Phase-changing robots on horizon

A new material built from a combination of wax and foam is capable of switching between hard and soft states, according to research published today by the Massachusetts Institute of Technology (MIT).

The material, which has been developed by Anette Hosoi, a professor of mechanical engineering and applied mathematics at MIT, and a number of researcher partners, could be used to build deformable surgical robots, research suggests.

“If you’re trying to squeeze under a door, for example, you should opt for a soft state

MIT professor Anette Hosoi

If built, a robot made of this material could feasibly move through the body to reach a particular point without damaging any of the organs or vessels along the way.

Working with robotics company Boston Dynamics, the researchers began developing the material as part of the Chemical Robots program of the Defense Advanced Research Projects Agency (DARPA).

However, for a robot to perform meaningful tasks, it needs to be able to exert a reasonable amount of force on its surroundings, Hosoi said.

“You can’t just create a bowl of Jell-O, because if the Jell-O has to manipulate an object, it would simply deform without applying significant pressure to the thing it was trying to move.”

Hosoi explained that controlling a very soft structure is extremely difficult. It is much harder to predict how the material will move, and what shapes it will form, than it is with a rigid robot, she said.

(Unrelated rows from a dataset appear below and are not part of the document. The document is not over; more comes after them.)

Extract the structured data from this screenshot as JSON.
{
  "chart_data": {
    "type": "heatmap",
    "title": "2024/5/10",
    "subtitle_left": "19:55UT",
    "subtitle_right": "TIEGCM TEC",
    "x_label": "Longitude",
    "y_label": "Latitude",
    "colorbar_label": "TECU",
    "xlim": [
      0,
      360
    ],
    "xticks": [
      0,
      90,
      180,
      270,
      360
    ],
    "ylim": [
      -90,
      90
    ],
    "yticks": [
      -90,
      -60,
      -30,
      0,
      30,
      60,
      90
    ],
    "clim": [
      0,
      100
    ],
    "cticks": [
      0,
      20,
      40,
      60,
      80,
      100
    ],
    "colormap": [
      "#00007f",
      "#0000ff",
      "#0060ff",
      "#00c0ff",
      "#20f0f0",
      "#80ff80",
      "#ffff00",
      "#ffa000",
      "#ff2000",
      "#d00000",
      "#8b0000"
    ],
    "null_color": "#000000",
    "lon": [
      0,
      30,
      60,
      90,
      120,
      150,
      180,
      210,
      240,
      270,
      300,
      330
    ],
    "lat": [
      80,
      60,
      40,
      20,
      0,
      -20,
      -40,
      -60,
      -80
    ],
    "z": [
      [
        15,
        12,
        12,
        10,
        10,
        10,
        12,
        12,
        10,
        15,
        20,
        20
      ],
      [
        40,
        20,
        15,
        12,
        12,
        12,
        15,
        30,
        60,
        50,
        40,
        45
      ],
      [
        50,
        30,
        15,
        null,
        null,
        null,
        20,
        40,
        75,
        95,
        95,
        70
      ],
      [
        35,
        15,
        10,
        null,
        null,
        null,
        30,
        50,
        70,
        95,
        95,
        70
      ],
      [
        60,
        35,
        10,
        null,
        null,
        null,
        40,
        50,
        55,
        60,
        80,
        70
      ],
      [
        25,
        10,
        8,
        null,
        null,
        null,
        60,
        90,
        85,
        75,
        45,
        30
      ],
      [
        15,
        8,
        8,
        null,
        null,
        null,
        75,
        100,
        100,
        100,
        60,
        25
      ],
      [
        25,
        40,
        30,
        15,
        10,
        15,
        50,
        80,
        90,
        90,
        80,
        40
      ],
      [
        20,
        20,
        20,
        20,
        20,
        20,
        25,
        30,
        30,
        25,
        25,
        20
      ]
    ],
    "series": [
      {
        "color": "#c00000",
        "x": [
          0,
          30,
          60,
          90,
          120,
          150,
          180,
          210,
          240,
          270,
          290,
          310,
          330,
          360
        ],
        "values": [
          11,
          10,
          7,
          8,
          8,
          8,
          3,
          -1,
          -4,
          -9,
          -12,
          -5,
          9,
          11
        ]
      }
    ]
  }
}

Therefore, the research team concluded that the only way to build a deformable robot would be to develop a material that can switch between a soft and hard state.

“If you’re trying to squeeze under a door, for example, you should opt for a soft state, but if you want to pick up a hammer or open a window, you need at least part of the machine to be rigid,” Hosoi said.

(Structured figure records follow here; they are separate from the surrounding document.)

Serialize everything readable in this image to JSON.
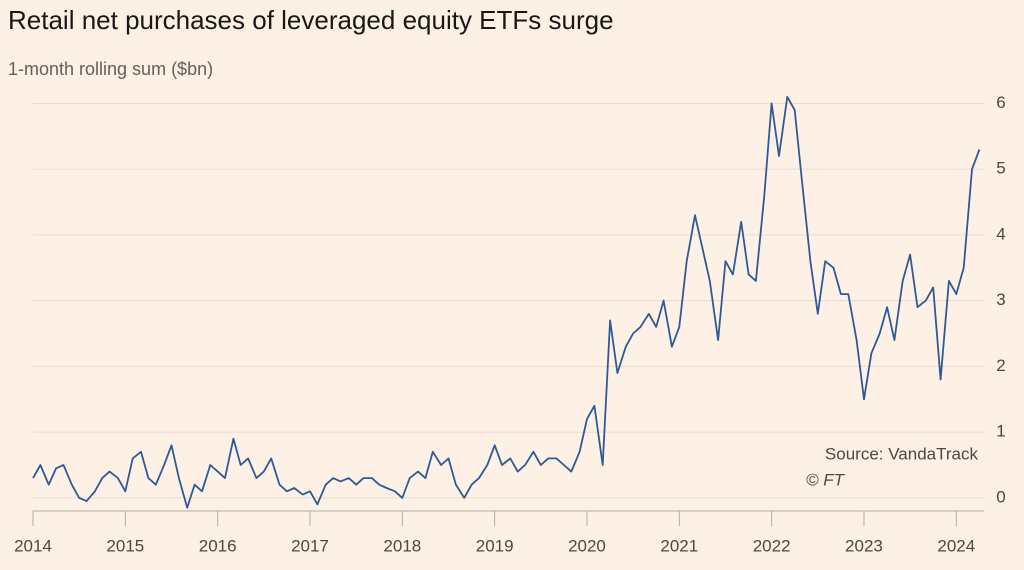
{
  "chart_data": {
    "type": "line",
    "title": "Retail net purchases of leveraged equity ETFs surge",
    "subtitle": "1-month rolling sum ($bn)",
    "source": "Source: VandaTrack",
    "credit": "© FT",
    "x": [
      2014,
      2014.08,
      2014.17,
      2014.25,
      2014.33,
      2014.42,
      2014.5,
      2014.58,
      2014.67,
      2014.75,
      2014.83,
      2014.92,
      2015,
      2015.08,
      2015.17,
      2015.25,
      2015.33,
      2015.42,
      2015.5,
      2015.58,
      2015.67,
      2015.75,
      2015.83,
      2015.92,
      2016,
      2016.08,
      2016.17,
      2016.25,
      2016.33,
      2016.42,
      2016.5,
      2016.58,
      2016.67,
      2016.75,
      2016.83,
      2016.92,
      2017,
      2017.08,
      2017.17,
      2017.25,
      2017.33,
      2017.42,
      2017.5,
      2017.58,
      2017.67,
      2017.75,
      2017.83,
      2017.92,
      2018,
      2018.08,
      2018.17,
      2018.25,
      2018.33,
      2018.42,
      2018.5,
      2018.58,
      2018.67,
      2018.75,
      2018.83,
      2018.92,
      2019,
      2019.08,
      2019.17,
      2019.25,
      2019.33,
      2019.42,
      2019.5,
      2019.58,
      2019.67,
      2019.75,
      2019.83,
      2019.92,
      2020,
      2020.08,
      2020.17,
      2020.25,
      2020.33,
      2020.42,
      2020.5,
      2020.58,
      2020.67,
      2020.75,
      2020.83,
      2020.92,
      2021,
      2021.08,
      2021.17,
      2021.25,
      2021.33,
      2021.42,
      2021.5,
      2021.58,
      2021.67,
      2021.75,
      2021.83,
      2021.92,
      2022,
      2022.08,
      2022.17,
      2022.25,
      2022.33,
      2022.42,
      2022.5,
      2022.58,
      2022.67,
      2022.75,
      2022.83,
      2022.92,
      2023,
      2023.08,
      2023.17,
      2023.25,
      2023.33,
      2023.42,
      2023.5,
      2023.58,
      2023.67,
      2023.75,
      2023.83,
      2023.92,
      2024,
      2024.08,
      2024.17,
      2024.25
    ],
    "series": [
      {
        "name": "Net purchases",
        "color": "#2e5a96",
        "values": [
          0.3,
          0.5,
          0.2,
          0.45,
          0.5,
          0.2,
          0.0,
          -0.05,
          0.1,
          0.3,
          0.4,
          0.3,
          0.1,
          0.6,
          0.7,
          0.3,
          0.2,
          0.5,
          0.8,
          0.3,
          -0.15,
          0.2,
          0.1,
          0.5,
          0.4,
          0.3,
          0.9,
          0.5,
          0.6,
          0.3,
          0.4,
          0.6,
          0.2,
          0.1,
          0.15,
          0.05,
          0.1,
          -0.1,
          0.2,
          0.3,
          0.25,
          0.3,
          0.2,
          0.3,
          0.3,
          0.2,
          0.15,
          0.1,
          0.0,
          0.3,
          0.4,
          0.3,
          0.7,
          0.5,
          0.6,
          0.2,
          0.0,
          0.2,
          0.3,
          0.5,
          0.8,
          0.5,
          0.6,
          0.4,
          0.5,
          0.7,
          0.5,
          0.6,
          0.6,
          0.5,
          0.4,
          0.7,
          1.2,
          1.4,
          0.5,
          2.7,
          1.9,
          2.3,
          2.5,
          2.6,
          2.8,
          2.6,
          3.0,
          2.3,
          2.6,
          3.6,
          4.3,
          3.8,
          3.3,
          2.4,
          3.6,
          3.4,
          4.2,
          3.4,
          3.3,
          4.6,
          6.0,
          5.2,
          6.1,
          5.9,
          4.8,
          3.6,
          2.8,
          3.6,
          3.5,
          3.1,
          3.1,
          2.4,
          1.5,
          2.2,
          2.5,
          2.9,
          2.4,
          3.3,
          3.7,
          2.9,
          3.0,
          3.2,
          1.8,
          3.3,
          3.1,
          3.5,
          5.0,
          5.3
        ]
      }
    ],
    "xlim": [
      2014,
      2024.3
    ],
    "xticks": [
      2014,
      2015,
      2016,
      2017,
      2018,
      2019,
      2020,
      2021,
      2022,
      2023,
      2024
    ],
    "ylim": [
      -0.2,
      6.6
    ],
    "yticks": [
      0,
      1,
      2,
      3,
      4,
      5,
      6
    ],
    "grid": true
  }
}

To build a material capable of shifting between squishy and rigid states, the researchers coated a foam structure in wax. They chose foam because it can be squeezed into a small fraction of its normal size, but once released will revert back to its original shape.

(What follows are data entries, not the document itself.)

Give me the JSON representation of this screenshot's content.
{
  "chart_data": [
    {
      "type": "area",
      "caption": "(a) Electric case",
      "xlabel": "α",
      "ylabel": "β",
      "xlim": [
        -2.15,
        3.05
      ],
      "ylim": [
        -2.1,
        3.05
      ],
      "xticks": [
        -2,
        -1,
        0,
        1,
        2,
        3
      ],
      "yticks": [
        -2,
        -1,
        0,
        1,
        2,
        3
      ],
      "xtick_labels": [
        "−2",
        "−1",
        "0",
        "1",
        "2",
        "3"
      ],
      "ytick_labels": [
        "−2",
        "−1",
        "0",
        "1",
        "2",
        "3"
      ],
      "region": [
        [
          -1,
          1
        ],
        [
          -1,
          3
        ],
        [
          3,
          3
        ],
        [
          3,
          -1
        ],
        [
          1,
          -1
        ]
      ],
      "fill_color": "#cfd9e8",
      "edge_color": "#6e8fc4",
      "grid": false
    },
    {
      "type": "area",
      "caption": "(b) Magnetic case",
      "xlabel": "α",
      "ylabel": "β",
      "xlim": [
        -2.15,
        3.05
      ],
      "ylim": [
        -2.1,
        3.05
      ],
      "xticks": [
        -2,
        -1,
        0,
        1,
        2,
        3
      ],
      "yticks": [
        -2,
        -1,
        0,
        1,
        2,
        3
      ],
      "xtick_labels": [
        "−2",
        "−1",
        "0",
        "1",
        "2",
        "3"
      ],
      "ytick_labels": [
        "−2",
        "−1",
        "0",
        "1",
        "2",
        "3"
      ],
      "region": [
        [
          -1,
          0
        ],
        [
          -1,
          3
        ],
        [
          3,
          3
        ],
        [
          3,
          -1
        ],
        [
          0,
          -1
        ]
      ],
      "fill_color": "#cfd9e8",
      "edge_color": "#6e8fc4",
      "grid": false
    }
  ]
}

The wax coating is capable of changing from a hard outer shell to a soft, pliable surface with moderate heating. This could be done by running a wire along each of the coated foam struts and then applying a current to heat up and melt the surrounding wax, the research suggests.

Turning off the current would allow the material to cool down and return to its rigid state.

“This material is self-healing,” Hosoi said. “So if you push it too far and fracture the coating, you can heat it and then cool it, and the structure returns to its original configuration.”

To build the material, the researchers placed the polyurethane foam in a bath of melted wax. They then squeezed the foam to encourage it to soak up the wax, explained graduate student and research partner Nadia Cheng.

“A lot of materials innovation can be very expensive, but in this case you could just buy really low-cost polyurethane foam and some wax from a craft store,” Cheng said.

Hosoi is now investigating the use of other unconventional materials for robotics, such as magnetorheological and electrorheological fluids.

These materials consist of a liquid with particles suspended inside, and can be made to switch from a soft to a rigid state with the application of a magnetic or electric field.